The following day, post-doctor-visit, fever well in-hand, Jonathan, Zoe and I hung out at his house, killing some time before heading to a soccer game. It was just the three of us.

My brother is very musical; in his dining room, there are drums, a piano, and several guitars.  

"Let's make a band," Zoe said, and we did. She banged carefully on the drums while I plucked "Baa Baa Black Sheep" on the piano, and Jon played along on his guitar.

We were terrible, but I loved it.

Later, he played and we sang "Margaritaville" in its entirety. I am tone-deaf, but Jon and I have always sung together, and we laughed as we muddled through a song about boozing it up at the beach. Zoe watched in silent, befuddled amusement.

***************

When we left in the morning, my nephew Joshua was still asleep in bed. He's sixteen, busy with his own life and his own friends, but he made a point of being around for much of the weekend to hang out with his baby cousin.  

I knocked on his door to say goodbye, Zoe by my side.  

"Bye, buddy," I said into the dark room.  "We love you."

"Bye," he said.

"I love you, Josh," Zoe called from behind my legs.

"I love you, Zoe," he replied.

March 5, 2012

Some thoughts on "Jewish" writing

When I was a kid, growing up in a heavily Catholic part of suburban New Jersey, the fact that I was Jewish made me feel...just a little different. A lot different, sometimes. My favorite "I'm different" memory was taking peanut butter and jelly on matzoh to school during Passover.  All my friends had normal bread.

And when you're a kid, different means weird, right? Uncool.

But now that I'm an adult and a reader and a writer, I've noticed something. It's a recent observation. But it's true.

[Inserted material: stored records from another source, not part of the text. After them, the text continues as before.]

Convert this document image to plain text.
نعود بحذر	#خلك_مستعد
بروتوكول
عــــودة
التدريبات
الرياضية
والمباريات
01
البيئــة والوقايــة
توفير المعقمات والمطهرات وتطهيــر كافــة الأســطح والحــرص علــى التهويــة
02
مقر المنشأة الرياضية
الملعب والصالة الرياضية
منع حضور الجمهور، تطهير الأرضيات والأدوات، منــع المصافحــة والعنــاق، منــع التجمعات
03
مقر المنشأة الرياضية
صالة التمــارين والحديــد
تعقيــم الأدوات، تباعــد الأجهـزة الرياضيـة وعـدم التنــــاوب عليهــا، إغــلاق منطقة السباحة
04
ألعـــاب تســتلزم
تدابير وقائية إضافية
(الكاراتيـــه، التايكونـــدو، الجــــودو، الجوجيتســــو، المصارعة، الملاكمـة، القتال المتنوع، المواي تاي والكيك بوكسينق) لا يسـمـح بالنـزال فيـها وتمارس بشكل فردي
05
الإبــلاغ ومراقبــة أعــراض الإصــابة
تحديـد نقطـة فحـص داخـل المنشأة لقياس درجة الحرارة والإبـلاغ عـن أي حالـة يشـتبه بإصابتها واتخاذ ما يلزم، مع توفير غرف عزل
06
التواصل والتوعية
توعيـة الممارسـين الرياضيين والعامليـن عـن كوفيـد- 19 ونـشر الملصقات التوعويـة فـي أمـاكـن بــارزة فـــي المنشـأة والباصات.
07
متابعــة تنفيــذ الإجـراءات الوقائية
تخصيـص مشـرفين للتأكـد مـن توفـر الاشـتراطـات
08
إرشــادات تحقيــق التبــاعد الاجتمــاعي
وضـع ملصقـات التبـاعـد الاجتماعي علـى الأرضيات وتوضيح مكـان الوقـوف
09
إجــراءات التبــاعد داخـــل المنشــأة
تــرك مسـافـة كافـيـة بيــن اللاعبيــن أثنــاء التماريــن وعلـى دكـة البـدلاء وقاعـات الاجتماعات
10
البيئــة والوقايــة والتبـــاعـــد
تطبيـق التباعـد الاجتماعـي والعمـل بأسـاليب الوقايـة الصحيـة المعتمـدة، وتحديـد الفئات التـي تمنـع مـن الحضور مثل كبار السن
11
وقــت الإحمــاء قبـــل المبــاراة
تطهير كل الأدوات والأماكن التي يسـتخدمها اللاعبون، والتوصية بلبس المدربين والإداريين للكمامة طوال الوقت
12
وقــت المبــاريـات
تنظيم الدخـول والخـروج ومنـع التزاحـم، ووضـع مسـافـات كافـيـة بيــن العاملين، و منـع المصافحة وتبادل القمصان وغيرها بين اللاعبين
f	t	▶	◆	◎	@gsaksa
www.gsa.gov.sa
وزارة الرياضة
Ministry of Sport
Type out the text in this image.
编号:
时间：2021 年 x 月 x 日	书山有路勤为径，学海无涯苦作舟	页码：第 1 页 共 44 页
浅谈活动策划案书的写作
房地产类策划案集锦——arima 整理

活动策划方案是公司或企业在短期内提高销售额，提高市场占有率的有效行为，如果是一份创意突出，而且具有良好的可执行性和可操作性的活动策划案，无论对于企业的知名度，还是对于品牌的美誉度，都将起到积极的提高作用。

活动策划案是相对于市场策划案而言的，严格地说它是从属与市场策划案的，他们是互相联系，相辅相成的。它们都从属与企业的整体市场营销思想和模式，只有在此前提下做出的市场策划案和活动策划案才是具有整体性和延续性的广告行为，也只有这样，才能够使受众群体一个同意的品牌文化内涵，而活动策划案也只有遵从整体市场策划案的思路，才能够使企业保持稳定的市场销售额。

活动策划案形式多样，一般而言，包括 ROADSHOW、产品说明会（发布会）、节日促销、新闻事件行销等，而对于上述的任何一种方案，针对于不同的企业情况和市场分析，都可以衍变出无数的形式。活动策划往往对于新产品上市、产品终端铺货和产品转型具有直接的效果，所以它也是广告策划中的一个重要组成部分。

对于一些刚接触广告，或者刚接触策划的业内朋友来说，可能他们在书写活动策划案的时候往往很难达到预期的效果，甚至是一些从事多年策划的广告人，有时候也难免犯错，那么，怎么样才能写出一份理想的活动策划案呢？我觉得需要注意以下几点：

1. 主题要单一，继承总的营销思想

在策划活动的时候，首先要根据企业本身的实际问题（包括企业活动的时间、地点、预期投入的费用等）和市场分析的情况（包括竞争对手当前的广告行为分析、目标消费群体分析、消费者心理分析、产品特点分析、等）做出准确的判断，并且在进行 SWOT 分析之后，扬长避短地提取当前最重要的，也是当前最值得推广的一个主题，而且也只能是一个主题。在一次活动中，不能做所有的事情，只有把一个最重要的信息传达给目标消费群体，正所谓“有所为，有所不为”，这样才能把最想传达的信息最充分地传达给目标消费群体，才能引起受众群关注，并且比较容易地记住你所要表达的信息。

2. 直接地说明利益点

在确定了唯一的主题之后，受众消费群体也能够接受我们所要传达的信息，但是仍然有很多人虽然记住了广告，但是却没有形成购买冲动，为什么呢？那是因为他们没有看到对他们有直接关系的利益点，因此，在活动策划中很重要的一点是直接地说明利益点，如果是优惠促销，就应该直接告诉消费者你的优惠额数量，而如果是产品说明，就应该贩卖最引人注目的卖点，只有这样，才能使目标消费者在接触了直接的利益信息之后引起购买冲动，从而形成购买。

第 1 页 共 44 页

I am surrounded by Jewish books. They're written by authors I admire. And they're cool!

Did it start, years ago, with Philip Roth and his new picture of Jewish New Jersey Americana? If so, then it was certainly perpetuated by writers like Michael Chabon and Jonathan Safran Foer.

More recently, we've had an uptick in books about Anne Frank.  There was The Boy Who Loved Anne Frank by Ellen Feldman.  Then Hope: A Tragedy, by Shalom Auslander (see my review here).  Now there's a new collection of short stories called What We Really Talk About When We Talk About Anne Frank by Nathan Englander.

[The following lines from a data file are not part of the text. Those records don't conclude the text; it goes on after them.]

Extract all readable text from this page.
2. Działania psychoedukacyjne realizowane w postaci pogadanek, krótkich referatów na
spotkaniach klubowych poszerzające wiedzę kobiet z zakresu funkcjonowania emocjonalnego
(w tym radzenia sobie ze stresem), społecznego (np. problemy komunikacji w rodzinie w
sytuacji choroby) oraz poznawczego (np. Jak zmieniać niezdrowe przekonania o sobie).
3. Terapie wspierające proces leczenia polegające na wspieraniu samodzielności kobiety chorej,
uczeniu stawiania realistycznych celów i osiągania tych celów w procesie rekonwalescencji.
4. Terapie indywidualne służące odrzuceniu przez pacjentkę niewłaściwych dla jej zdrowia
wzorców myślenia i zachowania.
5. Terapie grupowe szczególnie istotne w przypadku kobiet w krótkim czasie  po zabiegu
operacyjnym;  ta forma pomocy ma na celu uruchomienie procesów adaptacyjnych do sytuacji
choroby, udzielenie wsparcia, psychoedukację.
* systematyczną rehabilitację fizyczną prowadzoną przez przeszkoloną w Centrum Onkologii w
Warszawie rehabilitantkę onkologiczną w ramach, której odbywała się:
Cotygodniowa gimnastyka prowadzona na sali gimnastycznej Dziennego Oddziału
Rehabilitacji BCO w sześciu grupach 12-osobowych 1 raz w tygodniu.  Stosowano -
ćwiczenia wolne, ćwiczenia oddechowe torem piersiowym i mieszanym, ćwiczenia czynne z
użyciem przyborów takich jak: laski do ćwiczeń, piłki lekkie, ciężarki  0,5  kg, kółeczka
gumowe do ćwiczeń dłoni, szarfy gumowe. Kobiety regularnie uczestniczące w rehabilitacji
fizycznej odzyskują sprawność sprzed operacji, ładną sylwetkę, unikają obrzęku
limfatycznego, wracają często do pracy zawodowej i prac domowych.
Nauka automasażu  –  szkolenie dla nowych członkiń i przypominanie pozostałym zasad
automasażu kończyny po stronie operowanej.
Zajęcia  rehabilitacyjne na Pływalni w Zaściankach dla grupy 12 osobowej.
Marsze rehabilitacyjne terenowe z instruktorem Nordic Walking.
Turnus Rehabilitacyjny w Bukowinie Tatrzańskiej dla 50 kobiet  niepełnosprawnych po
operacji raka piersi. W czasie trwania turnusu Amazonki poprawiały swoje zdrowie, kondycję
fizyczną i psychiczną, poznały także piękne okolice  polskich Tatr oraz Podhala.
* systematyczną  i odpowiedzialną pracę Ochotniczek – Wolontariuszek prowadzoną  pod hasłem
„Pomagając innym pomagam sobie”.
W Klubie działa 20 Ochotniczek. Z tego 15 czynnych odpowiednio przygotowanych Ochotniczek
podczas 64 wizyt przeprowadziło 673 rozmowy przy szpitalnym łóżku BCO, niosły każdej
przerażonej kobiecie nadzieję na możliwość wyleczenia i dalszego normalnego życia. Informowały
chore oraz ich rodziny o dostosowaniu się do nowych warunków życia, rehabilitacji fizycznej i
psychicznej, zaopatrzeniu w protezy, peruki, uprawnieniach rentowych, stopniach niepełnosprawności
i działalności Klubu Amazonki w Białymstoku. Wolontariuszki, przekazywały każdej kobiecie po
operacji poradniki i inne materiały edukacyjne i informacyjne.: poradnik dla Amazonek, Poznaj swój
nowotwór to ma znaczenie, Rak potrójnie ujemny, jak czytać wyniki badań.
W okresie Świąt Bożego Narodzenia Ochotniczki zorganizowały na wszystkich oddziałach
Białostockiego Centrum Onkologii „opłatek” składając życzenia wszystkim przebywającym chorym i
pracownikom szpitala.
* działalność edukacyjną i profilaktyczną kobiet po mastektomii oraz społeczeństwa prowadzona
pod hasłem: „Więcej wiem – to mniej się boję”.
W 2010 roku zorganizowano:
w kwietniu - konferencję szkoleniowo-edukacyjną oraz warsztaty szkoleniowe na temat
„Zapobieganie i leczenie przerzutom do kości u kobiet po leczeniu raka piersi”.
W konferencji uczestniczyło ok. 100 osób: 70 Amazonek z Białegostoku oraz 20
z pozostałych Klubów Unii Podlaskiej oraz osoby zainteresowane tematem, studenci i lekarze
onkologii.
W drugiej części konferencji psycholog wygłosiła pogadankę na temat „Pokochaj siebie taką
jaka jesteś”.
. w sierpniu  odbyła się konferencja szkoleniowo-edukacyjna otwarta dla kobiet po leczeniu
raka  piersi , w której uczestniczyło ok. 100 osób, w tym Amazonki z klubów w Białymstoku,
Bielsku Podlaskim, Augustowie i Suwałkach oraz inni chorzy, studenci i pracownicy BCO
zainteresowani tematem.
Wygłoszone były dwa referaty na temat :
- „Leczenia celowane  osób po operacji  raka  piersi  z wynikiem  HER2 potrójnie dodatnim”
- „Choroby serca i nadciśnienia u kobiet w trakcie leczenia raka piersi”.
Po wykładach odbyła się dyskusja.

The Holocaust even pops up where I least expect it, like in Miss Peregrine's Home for Peculiar Children by Ransom Riggs, in which a Holocaust survivor is an extremely influential character. (I loved this one, by the way. It was creepy.)

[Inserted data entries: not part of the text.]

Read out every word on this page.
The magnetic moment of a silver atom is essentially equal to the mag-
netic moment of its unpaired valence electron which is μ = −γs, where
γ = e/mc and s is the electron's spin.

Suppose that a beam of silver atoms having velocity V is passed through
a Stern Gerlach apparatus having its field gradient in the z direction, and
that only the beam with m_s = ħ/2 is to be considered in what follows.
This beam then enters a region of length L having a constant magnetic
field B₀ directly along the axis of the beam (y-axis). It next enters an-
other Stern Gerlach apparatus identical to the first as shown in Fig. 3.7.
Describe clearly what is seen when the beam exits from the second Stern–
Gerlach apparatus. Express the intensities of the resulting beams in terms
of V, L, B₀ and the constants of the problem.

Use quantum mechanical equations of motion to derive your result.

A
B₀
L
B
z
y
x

It's true, I may be programmed to look for Jewishness in the world around me. I've blogged about my Jewish identity, and these days I wear my silver Star of David with pride. I wouldn't hide my matzoh sandwiches anymore, if only I could stomach matzoh. (I'm sorry - it tastes like cardboard.)

Because right now it's sort of cool to be Jewish, isn't it? Culturally speaking, anyway.  Fans, maybe, of bagels and lox if not gefilte fish. Perhaps not hanging out at shul, but reading the Old Testament to our children at night. Jonah and the Whale. Moses and the Red Sea.

Maybe I was a little different than most of my friends growing up, but that difference didn't restrict me. It helped me define myself. Based on the sheer volume of Jewish-themed books I'm seeing, maybe I'm not the only one in my shining silver star?

As for me, I'm writing sci-fi.  Zombies. But if you dig into my first novel (ok, it's not published...yet...so you can't dig...yet), it's no accident that you'll find a camp, medical experiments and other terrible ways to treat your fellow man.  This is what's in my head; it's what I write about. It terrifies me to contemplate the atrocities in Eastern Europe in the 30s and 40s.  I write about it so I can take something so scary, so crazy, and make it mine for the demolishing.

In my book, I do something bad to the camp.  (Charles fussed at me for having a spoiler here before.) It was cathartic.

I wonder, based on the sheer volume of books addressing Jewish themes, if perhaps I'm not the only one requiring catharsis?

I'm certainly not alone, and I feel as though I'm in amazing company.